Rectangular Prism Calculator helps you calculate volume, surface area, and the space diagonal from length, width, and height.

Every result on the home page comes from the same three edge lengths. This article explains what each formula measures, when to use it, and how units must appear in the final answer.

Students often memorize four lines without knowing which question each line answers. The sections below tie symbols to everyday wording you will see in word problems.
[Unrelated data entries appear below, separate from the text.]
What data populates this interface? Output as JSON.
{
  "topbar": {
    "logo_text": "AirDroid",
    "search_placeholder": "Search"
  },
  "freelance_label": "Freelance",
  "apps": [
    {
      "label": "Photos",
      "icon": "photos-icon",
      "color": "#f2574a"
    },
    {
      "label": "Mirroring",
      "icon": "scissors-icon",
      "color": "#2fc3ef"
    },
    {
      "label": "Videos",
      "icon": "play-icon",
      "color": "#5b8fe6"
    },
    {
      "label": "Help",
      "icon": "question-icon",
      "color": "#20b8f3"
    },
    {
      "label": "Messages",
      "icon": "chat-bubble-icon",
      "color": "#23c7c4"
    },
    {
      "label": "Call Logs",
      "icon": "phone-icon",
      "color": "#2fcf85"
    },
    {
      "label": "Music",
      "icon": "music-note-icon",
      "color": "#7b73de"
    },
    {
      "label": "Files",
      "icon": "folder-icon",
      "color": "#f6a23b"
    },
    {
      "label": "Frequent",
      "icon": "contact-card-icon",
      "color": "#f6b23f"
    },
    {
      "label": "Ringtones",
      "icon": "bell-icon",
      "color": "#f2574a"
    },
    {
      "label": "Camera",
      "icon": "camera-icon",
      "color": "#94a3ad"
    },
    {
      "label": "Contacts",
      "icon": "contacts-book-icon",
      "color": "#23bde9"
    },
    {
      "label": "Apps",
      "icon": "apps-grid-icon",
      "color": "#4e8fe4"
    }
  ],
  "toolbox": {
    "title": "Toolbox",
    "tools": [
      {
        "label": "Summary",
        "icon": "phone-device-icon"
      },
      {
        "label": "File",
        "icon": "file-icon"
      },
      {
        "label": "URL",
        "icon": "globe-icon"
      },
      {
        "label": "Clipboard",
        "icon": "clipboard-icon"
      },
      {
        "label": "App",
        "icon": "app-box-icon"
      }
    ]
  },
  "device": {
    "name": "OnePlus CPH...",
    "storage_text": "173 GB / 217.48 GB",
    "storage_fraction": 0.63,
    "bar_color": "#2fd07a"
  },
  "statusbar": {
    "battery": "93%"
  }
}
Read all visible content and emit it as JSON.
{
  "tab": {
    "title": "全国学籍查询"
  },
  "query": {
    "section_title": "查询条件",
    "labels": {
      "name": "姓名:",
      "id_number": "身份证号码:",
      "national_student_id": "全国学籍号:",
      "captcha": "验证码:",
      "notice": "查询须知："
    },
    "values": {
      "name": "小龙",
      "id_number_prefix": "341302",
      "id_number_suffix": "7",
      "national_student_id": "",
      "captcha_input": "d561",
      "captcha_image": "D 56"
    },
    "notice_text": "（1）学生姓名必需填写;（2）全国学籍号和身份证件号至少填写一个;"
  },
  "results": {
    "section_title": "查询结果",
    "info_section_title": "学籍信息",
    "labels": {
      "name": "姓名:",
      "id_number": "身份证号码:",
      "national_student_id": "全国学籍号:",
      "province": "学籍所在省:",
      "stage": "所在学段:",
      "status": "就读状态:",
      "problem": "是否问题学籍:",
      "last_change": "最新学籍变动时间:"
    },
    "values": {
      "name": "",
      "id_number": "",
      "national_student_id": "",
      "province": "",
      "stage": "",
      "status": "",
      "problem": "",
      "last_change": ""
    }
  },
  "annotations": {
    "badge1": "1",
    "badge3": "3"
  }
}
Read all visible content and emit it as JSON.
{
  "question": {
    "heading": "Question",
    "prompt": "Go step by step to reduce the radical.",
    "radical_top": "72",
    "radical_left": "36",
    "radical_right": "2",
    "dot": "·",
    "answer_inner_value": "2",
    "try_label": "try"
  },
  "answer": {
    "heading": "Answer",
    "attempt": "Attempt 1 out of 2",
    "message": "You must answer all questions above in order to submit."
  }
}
If you have not yet defined the shape itself, read what is a rectangular prism first, then return here for the full formula set.

Main Content

What is it?

Each formula answers a different measurement question about the same box. Volume is cubic capacity inside the prism. Total surface area is the entire outer skin in square units. Lateral surface area skips the top and bottom faces when only the four walls matter.

The space diagonal runs through the interior between opposite corners and is longer than any single edge. It is not the same as a face diagonal drawn on one rectangle only.

All four standard formulas assume you have already labeled l, w, and h in one unit system. Converting one edge to inches while leaving another in centimeters will break every result, even if the algebra looks perfect.

Lateral surface area appears on label-wrap and wall-only tasks. Total surface area appears when paint, foil, or insulation must cover every face including top and bottom.

  • Use one unit system per problem end to end
  • Square units for any area measure (TSA or LSA)
  • Cubic units for volume
  • Length units for diagonals after the square root
  • Cube shortcuts are special cases of the same prism formulas

Formula

  • V = l × w × h
  • TSA = 2(lw + lh + wh)
  • LSA = 2h(l + w)
  • d = √(l² + w² + h²)

Volume multiplies the three perpendicular edges. Think of it as stacking a rectangular layer of area lw through height h, which is why cubic units appear.

Total surface area doubles the sum lw + lh + wh because each face type has a congruent opposite mate on the box. Adding the three products once, then doubling, is faster than listing six separate multiplications.

Lateral surface area 2h(l + w) counts only the four vertical walls when the problem excludes lids. Some textbooks write 2(l + w)h, which is identical.

Capacity questions in shipping and science labs lean on volume of a rectangular prism; wrap and paint estimates use total or lateral surface area from the same edge triple. Pick the target before you substitute numbers.

Step-by-step guide

Use this order for homework, site checks, packaging quotes, or classroom labs.

  1. Label edges on a sketch Mark l, w, and h clearly so you do not swap width and height mid-problem.
  2. Choose the target Volume, total surface area, lateral surface area, or space diagonal.
  3. Substitute with consistent units Convert every edge first if the story mixes feet and inches.
  4. Simplify and attach units m³, ft², cm³, or other squared and cubed labels as appropriate.
  5. Verify on the home calculator Re-enter the triple in Rectangular Prism Calculator to catch arithmetic slips.

Example

Problem: l = 10 ft, w = 6 ft, h = 4 ft. Find V, TSA, LSA, and d.

  1. V = 10 × 6 × 4 = 240 ft³
  2. TSA = 2(60 + 40 + 24) = 2(124) = 248 ft²
  3. LSA = 2(4)(10 + 6) = 128 ft²
  4. d = √(100 + 36 + 16) = √152 ≈ 12.33 ft

Volume 240 ft³, total surface area 248 ft², lateral surface area 128 ft², space diagonal about 12.33 ft.

FAQ

Is lateral surface area ever written differently?
Yes. 2(l + w)h and 2h(l + w) are the same expression. Match the version your textbook uses.
Is a cube covered by these formulas?
Yes. Set l = w = h = s to get V = s³ and TSA = 6s².
Can I add volume and surface area?
No. They measure different ideas and use incompatible units. Report them separately.
Which formula uses all three edges?
Volume and the space diagonal use all three. LSA uses height and the base perimeter combination (l + w).

Conclusion

Keep the four formulas on a reference card and match each one to the words in the problem before you substitute.

Unit discipline matters as much as the algebra: square for area, cubic for volume, and one length unit for diagonals.

Use the home calculator to confirm arithmetic before you submit homework or order materials.